Mariel Vera Go wrote: You could see it in her smile. Lorelie was delighted with her find at a local university bookstore—Maya: Mga Tulang Pambata (Maya: Children’s Poems) by Emilio Mar Antonio. Opening the book revealed black and white ink drawings and verses that followed a fixed rhyming meter. She hoped the book would help her hone her skills as a budding poet. Beaulah pointed out that Lorelie herself writes really well in Filipino, based on the stories she shared in earlier Booktalks. We encouraged Lorelie to try different styles and discover her own voice.
Beaulah then talked about one of her favorites among the latest crop of children’s books by award-winning authors for the book series Gig Seafarers Children’s Stories: Hello, Tatay written by Genaro R. Gojo Cruz and illustrated by Ang InK member Aldy C. Aguirre. Delicate watercolors and child-like sensibilities really set Aldy apart. On each spread he had a surprise for the reader. For example, a tiny blue-roofed house sits beside the boy who is on the phone with his overseas father. As his father talked, the boy’s imagination ran wild through the bright red telephone connecting them. Beaulah also shared the good news that the publisher has agreed to widen the distribution of the series and made it available to the general public on Amazon! What an excellent way to reach out to the world!

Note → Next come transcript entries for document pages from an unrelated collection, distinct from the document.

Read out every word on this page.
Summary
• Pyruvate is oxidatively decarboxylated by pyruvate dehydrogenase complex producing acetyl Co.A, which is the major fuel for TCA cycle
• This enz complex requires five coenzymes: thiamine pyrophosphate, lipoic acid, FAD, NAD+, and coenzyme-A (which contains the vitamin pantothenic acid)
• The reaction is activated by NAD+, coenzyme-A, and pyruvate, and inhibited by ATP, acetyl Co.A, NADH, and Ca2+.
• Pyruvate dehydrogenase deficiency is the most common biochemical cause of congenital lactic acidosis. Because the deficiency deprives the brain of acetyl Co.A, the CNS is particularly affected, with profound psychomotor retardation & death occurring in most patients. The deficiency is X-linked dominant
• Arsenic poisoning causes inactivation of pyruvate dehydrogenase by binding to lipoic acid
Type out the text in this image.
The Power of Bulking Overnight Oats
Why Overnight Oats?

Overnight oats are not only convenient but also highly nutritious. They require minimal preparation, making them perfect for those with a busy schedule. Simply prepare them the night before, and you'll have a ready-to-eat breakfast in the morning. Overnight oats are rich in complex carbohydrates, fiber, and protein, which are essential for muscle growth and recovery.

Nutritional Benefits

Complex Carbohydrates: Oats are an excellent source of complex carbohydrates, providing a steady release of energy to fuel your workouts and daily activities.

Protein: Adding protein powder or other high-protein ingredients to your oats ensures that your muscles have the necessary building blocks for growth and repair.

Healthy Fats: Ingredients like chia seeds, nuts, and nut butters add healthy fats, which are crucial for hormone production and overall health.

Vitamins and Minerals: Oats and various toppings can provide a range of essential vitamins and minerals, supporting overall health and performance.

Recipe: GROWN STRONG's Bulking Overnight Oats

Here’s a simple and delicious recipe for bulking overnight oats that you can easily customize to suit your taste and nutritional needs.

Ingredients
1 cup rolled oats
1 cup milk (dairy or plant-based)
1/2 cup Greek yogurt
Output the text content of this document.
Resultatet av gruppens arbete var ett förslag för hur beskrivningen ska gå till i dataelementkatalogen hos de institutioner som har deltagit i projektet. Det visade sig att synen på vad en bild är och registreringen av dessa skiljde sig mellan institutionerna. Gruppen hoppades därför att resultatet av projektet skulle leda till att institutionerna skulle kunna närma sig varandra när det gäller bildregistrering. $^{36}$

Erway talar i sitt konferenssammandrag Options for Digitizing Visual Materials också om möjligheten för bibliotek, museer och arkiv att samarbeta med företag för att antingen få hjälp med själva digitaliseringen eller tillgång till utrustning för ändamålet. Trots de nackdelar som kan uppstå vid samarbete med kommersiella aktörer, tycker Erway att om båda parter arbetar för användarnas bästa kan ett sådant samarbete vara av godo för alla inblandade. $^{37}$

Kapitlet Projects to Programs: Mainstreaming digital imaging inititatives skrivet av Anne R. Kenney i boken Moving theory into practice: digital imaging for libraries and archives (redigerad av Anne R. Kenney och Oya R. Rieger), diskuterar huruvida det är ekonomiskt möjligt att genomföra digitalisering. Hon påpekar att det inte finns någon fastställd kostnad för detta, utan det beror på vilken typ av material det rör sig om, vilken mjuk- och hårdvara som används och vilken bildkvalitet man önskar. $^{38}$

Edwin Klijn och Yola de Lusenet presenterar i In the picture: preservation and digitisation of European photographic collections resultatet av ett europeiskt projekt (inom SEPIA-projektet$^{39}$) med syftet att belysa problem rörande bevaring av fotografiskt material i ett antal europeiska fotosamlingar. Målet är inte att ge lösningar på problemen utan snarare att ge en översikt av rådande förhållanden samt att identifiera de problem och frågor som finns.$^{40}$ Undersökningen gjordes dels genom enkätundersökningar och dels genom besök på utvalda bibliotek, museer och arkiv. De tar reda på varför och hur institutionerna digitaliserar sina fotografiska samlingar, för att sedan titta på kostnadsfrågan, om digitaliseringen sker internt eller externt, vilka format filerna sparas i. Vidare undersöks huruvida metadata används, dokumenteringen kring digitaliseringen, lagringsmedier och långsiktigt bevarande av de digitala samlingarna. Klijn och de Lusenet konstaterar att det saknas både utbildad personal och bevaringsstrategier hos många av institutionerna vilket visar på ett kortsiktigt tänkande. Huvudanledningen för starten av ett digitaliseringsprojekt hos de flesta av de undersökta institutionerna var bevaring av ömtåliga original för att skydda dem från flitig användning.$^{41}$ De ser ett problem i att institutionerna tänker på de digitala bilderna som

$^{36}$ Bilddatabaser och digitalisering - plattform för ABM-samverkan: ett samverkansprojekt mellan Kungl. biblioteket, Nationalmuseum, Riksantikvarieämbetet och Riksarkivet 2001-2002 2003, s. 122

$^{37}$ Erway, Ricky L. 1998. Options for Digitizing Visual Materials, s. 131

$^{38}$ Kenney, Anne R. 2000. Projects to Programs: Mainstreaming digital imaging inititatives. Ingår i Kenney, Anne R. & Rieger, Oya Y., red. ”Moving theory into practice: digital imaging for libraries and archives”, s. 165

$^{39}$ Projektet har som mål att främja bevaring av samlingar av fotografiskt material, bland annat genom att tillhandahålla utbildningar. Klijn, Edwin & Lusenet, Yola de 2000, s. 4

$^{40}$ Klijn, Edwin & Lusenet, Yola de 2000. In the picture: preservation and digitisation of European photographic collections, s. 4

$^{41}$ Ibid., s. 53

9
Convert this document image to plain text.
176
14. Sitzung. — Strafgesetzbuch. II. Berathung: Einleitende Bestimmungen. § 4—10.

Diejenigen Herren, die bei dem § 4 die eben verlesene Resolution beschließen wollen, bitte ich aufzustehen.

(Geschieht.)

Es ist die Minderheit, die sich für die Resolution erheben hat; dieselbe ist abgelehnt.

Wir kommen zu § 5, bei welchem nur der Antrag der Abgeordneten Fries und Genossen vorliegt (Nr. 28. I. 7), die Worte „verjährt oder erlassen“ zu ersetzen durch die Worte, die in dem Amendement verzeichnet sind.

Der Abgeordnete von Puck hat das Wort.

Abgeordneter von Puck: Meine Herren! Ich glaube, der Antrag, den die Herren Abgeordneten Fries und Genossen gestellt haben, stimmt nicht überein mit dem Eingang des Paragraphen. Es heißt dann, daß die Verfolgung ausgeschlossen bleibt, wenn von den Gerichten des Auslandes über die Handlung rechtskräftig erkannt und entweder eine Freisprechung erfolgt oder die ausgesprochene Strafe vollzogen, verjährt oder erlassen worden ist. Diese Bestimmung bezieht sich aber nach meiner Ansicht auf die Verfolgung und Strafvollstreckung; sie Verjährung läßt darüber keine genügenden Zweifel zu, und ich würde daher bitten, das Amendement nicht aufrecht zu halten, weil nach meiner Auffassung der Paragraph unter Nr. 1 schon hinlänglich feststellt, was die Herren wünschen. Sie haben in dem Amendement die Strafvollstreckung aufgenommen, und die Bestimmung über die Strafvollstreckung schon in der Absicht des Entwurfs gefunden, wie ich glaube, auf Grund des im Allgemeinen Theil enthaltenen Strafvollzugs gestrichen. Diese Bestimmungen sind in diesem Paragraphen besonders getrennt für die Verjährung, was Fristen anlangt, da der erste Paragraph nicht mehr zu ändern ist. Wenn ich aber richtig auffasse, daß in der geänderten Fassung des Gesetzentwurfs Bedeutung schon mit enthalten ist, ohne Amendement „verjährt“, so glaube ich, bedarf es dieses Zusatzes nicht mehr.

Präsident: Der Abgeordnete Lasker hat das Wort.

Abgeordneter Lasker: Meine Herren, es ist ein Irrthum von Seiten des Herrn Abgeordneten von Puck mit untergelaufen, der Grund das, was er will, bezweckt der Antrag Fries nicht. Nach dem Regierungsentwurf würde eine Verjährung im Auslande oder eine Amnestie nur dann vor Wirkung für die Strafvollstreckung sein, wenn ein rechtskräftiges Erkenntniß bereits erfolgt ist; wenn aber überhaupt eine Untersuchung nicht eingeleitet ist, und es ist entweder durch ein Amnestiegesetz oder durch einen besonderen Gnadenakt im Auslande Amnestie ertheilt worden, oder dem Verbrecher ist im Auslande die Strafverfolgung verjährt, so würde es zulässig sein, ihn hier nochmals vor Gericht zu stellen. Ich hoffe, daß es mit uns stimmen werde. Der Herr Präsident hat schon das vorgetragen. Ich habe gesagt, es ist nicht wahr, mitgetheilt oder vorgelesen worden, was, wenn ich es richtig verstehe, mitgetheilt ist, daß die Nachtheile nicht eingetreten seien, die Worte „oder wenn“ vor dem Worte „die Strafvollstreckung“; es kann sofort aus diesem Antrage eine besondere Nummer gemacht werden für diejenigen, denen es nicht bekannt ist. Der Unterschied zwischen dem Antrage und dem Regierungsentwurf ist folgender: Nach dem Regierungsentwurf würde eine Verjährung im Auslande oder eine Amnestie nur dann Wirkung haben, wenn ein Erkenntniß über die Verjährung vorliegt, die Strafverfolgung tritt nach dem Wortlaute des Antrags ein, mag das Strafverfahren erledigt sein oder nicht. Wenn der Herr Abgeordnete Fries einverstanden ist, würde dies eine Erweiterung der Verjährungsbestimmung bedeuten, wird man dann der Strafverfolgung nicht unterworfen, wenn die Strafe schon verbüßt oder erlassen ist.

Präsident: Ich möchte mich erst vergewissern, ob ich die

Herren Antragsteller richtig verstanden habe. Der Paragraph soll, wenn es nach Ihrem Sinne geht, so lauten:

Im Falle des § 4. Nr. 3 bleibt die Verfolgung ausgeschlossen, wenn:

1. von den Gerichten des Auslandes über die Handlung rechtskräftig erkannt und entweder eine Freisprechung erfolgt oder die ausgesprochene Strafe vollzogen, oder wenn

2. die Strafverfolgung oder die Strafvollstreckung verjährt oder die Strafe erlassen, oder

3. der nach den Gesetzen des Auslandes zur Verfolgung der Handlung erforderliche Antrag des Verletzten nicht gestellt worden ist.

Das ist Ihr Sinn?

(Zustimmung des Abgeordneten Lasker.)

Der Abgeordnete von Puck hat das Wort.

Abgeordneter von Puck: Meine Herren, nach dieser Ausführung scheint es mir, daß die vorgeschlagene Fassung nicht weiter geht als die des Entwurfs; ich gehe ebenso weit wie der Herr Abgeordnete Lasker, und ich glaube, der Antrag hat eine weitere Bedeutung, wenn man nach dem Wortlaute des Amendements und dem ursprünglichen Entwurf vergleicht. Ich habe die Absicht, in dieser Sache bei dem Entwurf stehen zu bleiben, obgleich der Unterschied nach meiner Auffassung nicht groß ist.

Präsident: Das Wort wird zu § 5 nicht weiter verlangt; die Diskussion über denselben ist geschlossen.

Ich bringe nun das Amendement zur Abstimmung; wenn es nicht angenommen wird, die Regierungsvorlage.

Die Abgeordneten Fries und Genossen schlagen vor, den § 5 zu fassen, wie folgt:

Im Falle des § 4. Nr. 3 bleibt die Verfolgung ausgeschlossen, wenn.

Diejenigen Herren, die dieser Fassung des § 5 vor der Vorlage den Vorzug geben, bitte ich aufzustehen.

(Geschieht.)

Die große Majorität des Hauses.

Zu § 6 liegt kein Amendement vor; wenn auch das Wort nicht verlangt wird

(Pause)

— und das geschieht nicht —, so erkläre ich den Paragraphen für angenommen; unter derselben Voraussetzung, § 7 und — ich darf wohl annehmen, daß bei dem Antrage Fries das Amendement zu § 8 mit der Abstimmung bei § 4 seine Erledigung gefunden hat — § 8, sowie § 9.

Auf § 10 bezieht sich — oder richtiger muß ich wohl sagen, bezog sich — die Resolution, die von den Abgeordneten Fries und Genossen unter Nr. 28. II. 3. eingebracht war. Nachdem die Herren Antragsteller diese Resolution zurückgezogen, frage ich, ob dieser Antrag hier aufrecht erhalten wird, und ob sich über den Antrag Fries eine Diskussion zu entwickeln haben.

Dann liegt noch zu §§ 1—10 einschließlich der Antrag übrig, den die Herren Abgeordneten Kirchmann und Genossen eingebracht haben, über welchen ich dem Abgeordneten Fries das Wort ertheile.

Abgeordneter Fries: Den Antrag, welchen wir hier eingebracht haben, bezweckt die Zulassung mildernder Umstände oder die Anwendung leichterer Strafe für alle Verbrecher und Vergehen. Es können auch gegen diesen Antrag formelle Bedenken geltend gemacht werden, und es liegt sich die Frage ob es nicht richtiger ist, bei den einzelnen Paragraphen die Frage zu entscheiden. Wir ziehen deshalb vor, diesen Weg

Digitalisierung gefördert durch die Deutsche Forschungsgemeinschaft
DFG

I guess I truly piqued the group’s curiosity when I said, “I kept the receipt from Barnes & Noble to show you.” Aside from the usual items purchased, there was a Recommended Reading List attached—from the very helpful (and knowledgeable!) B&N Staffer who helped me pick out some good books for my 8 y/o niece!
I originally wanted to give her Sendak’s Where the Wild Things Are but my cousin warned that she might find it too scary. So I asked the staffer for help. I ended up getting Book #1 in this horse set, plus a Ramona book about sisters. I also bought Book #10, the last of the horse set for myself because of its gorgeous charcoal illustrations. I’m hoping if Annie likes the first book and keeps reading, we’ll be able to swap stories and meet halfway! This sparked a discussion on parental discretion in choosing readers for young, impressionable minds. I agreed with Beaulah: reasonable open-mindedness is the way to go.
Before wrapping up, the three of us decided to work on our book club’s entry for the “Skype with Neil Gaiman” contest. A previous Booktalk featured author, JB Gamboa, had generously shared the news. So we were excited to compose our three curious questions about Gaiman’s novel, The Ocean at the End of the Lane. I took out my laptop and we visited the website. The deadline was on October 1, nearly a month away. Plenty of time! We carefully checked the number of characters allowed in the submission box: 150 characters to explain why we wanted to Skype with Neil; 350 characters for the questions themselves. So far, so good! I turned the page to the Official Rules . . . and read, to our dismay: “The Sweepstakes is open to all legal residents of the United States . . . .” Ah, well. C’est la vie. — Mariel Vera Go is SCBWI Philippines’ Assistant Events and Publicity Coordinator.